The Sedition Act Materials, a Reading Room essay

Press

On The Sedition Act Materials

Michael Fowler

Seven years after the First Amendment promised that Congress shall make no law abridging the freedom of speech or of the press, Congress made exactly such a law, and prosecuted newspaper editors under it for the crime of criticizing the government. The Sedition Act of 1798 is the founding generation's great betrayal of its own principle, and the materials around it, the act itself, the prosecutions, the furious response, are essential reading precisely because they show how fragile a written guarantee can be when those in power feel threatened.

The Sedition Act made it a crime to write, print, or publish any false, scandalous, and malicious writing against the government, the Congress, or the President, with intent to bring them into disrepute. In plain terms, it criminalized political criticism. It was passed by a Federalist Congress and signed by President John Adams, and it was enforced almost entirely against newspapers and writers who supported the opposition. Editors went to jail. A congressman was prosecuted for a letter criticizing the President. The law conveniently did not protect the Vice President, Thomas Jefferson, who led the other party.

The pretext was wartime danger, fear of French influence and domestic subversion.
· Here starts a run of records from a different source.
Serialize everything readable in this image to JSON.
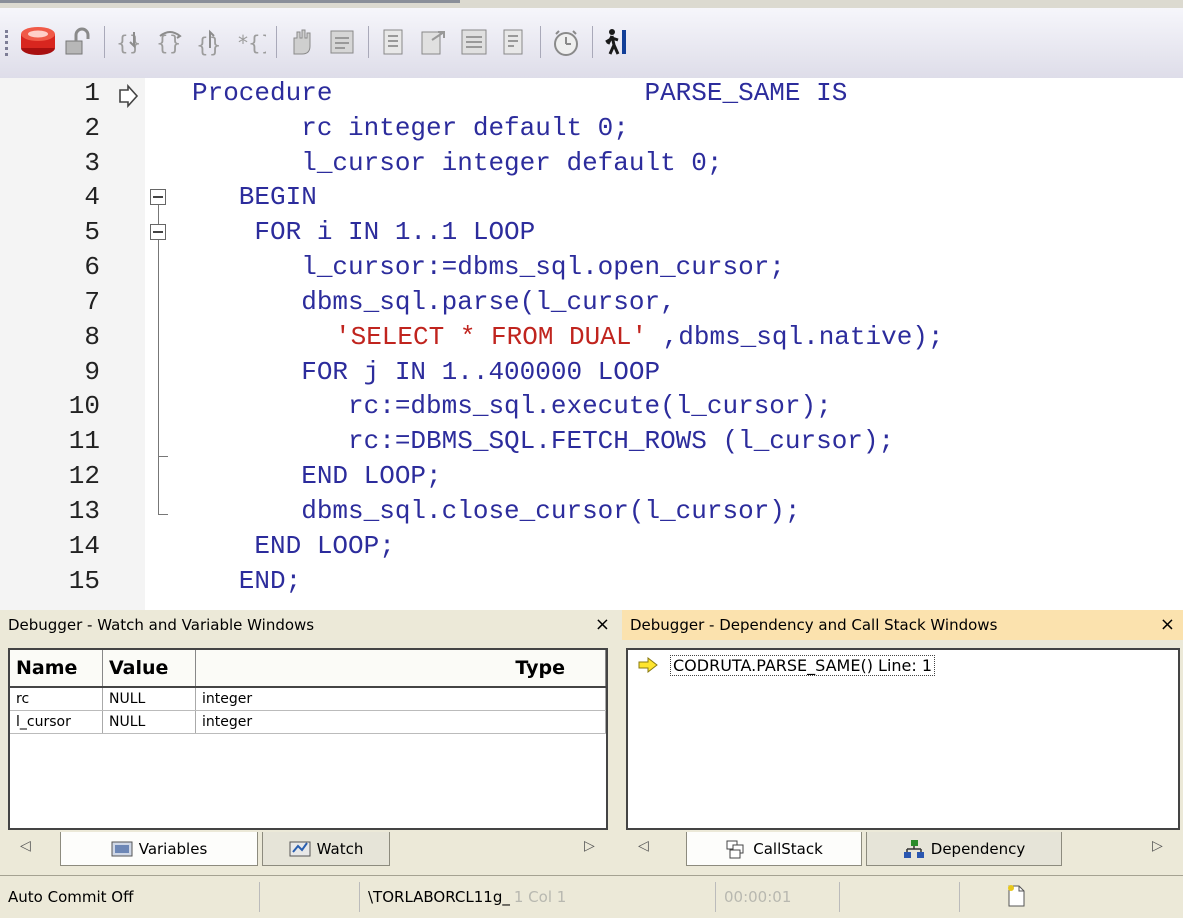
{
  "editor": {
    "lines": [
      {
        "num": "1",
        "text": "Procedure                    PARSE_SAME IS"
      },
      {
        "num": "2",
        "text": "       rc integer default 0;"
      },
      {
        "num": "3",
        "text": "       l_cursor integer default 0;"
      },
      {
        "num": "4",
        "text": "   BEGIN"
      },
      {
        "num": "5",
        "text": "    FOR i IN 1..1 LOOP"
      },
      {
        "num": "6",
        "text": "       l_cursor:=dbms_sql.open_cursor;"
      },
      {
        "num": "7",
        "text": "       dbms_sql.parse(l_cursor,"
      },
      {
        "num": "8",
        "string": "'SELECT * FROM DUAL'",
        "text": " ,dbms_sql.native);"
      },
      {
        "num": "9",
        "text": "       FOR j IN 1..400000 LOOP"
      },
      {
        "num": "10",
        "text": "          rc:=dbms_sql.execute(l_cursor);"
      },
      {
        "num": "11",
        "text": "          rc:=DBMS_SQL.FETCH_ROWS (l_cursor);"
      },
      {
        "num": "12",
        "text": "       END LOOP;"
      },
      {
        "num": "13",
        "text": "       dbms_sql.close_cursor(l_cursor);"
      },
      {
        "num": "14",
        "text": "    END LOOP;"
      },
      {
        "num": "15",
        "text": "   END;"
      }
    ]
  },
  "watch_panel": {
    "title": "Debugger  - Watch and Variable Windows",
    "close": "×",
    "columns": [
      "Name",
      "Value",
      "Type"
    ],
    "rows": [
      {
        "name": "rc",
        "value": "NULL",
        "type": "integer"
      },
      {
        "name": "l_cursor",
        "value": "NULL",
        "type": "integer"
      }
    ],
    "tabs": [
      "Variables",
      "Watch"
    ]
  },
  "callstack_panel": {
    "title": "Debugger - Dependency and Call Stack Windows",
    "close": "×",
    "entry": "CODRUTA.PARSE_SAME() Line: 1",
    "tabs": [
      "CallStack",
      "Dependency"
    ]
  },
  "status": {
    "commit": "Auto Commit Off",
    "connection": "\\TORLABORCL11g_",
    "position": "1 Col 1",
    "timer": "00:00:01"
  },
  "colors": {
    "keyword": "#2c2c9c",
    "string": "#c0241e",
    "panel_active_title": "#fbe2ae"
  }
}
The reality was a governing party using the criminal law to silence its critics under the cover of national security. That pattern, the manufactured emergency used to justify suppressing dissent, is one an engaged citizen should learn to recognize, and the Sedition Act is the original American case study.
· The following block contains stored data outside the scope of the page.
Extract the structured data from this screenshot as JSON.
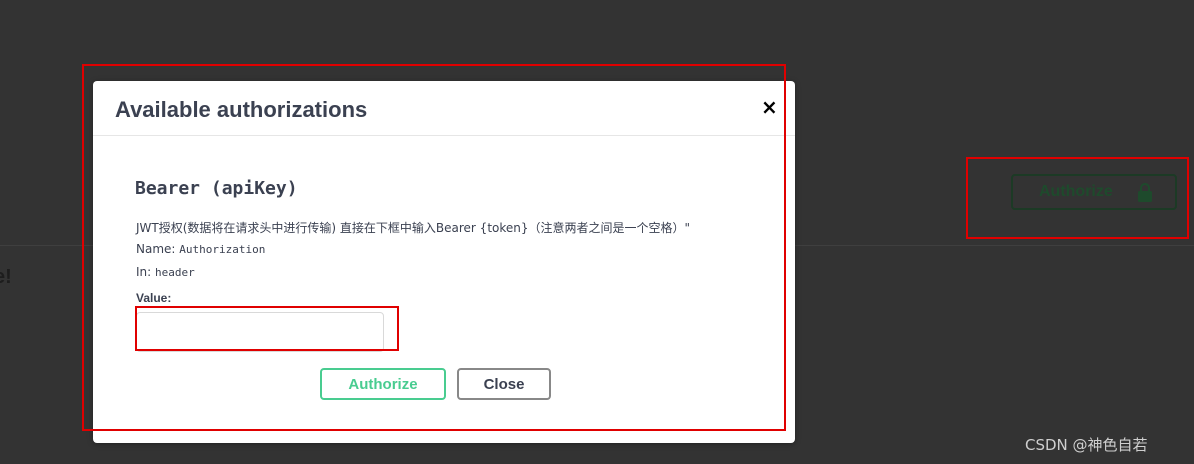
{
  "page": {
    "background_fragment": "e!"
  },
  "topbar": {
    "authorize_label": "Authorize",
    "lock_icon": "lock-icon"
  },
  "modal": {
    "title": "Available authorizations",
    "close_label": "×",
    "scheme": {
      "title": "Bearer (apiKey)",
      "description": "JWT授权(数据将在请求头中进行传输) 直接在下框中输入Bearer {token}（注意两者之间是一个空格）\"",
      "name_label": "Name:",
      "name_value": "Authorization",
      "in_label": "In:",
      "in_value": "header",
      "value_label": "Value:",
      "value_input": "",
      "value_placeholder": ""
    },
    "buttons": {
      "authorize_label": "Authorize",
      "close_label": "Close"
    }
  },
  "watermark": "CSDN @神色自若",
  "colors": {
    "background": "#333333",
    "accent_green": "#49cc90",
    "highlight_red": "#e00000",
    "text": "#3b4151"
  }
}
The lasting importance of the episode lies in the response. Jefferson and Madison drafted the Kentucky and Virginia Resolutions arguing the act was unconstitutional, and the public backlash helped sweep the Federalists from power in the election of 1800. The act was allowed to expire, the fines were eventually repaid, and the prosecuted printers became something like martyrs for press freedom.

Out of the failure came a firmer understanding of what the First Amendment must mean. The principle that a free people may criticize its government, harshly and even unfairly, without fear of prosecution, was not fully secured by the text of 1791. It was secured by the fight over the Sedition Act and the verdict of the voters, and reaffirmed by courts much later. The Supreme Court would eventually say that the central meaning of the First Amendment was the rejection of exactly this kind of seditious-libel prosecution.

The materials are public domain and freely available. Read them as the proof that a right on paper is not the same as a right in practice, and that the freedom of the press was won not when it was written down but when the country chose, in a hard argument, to honor it.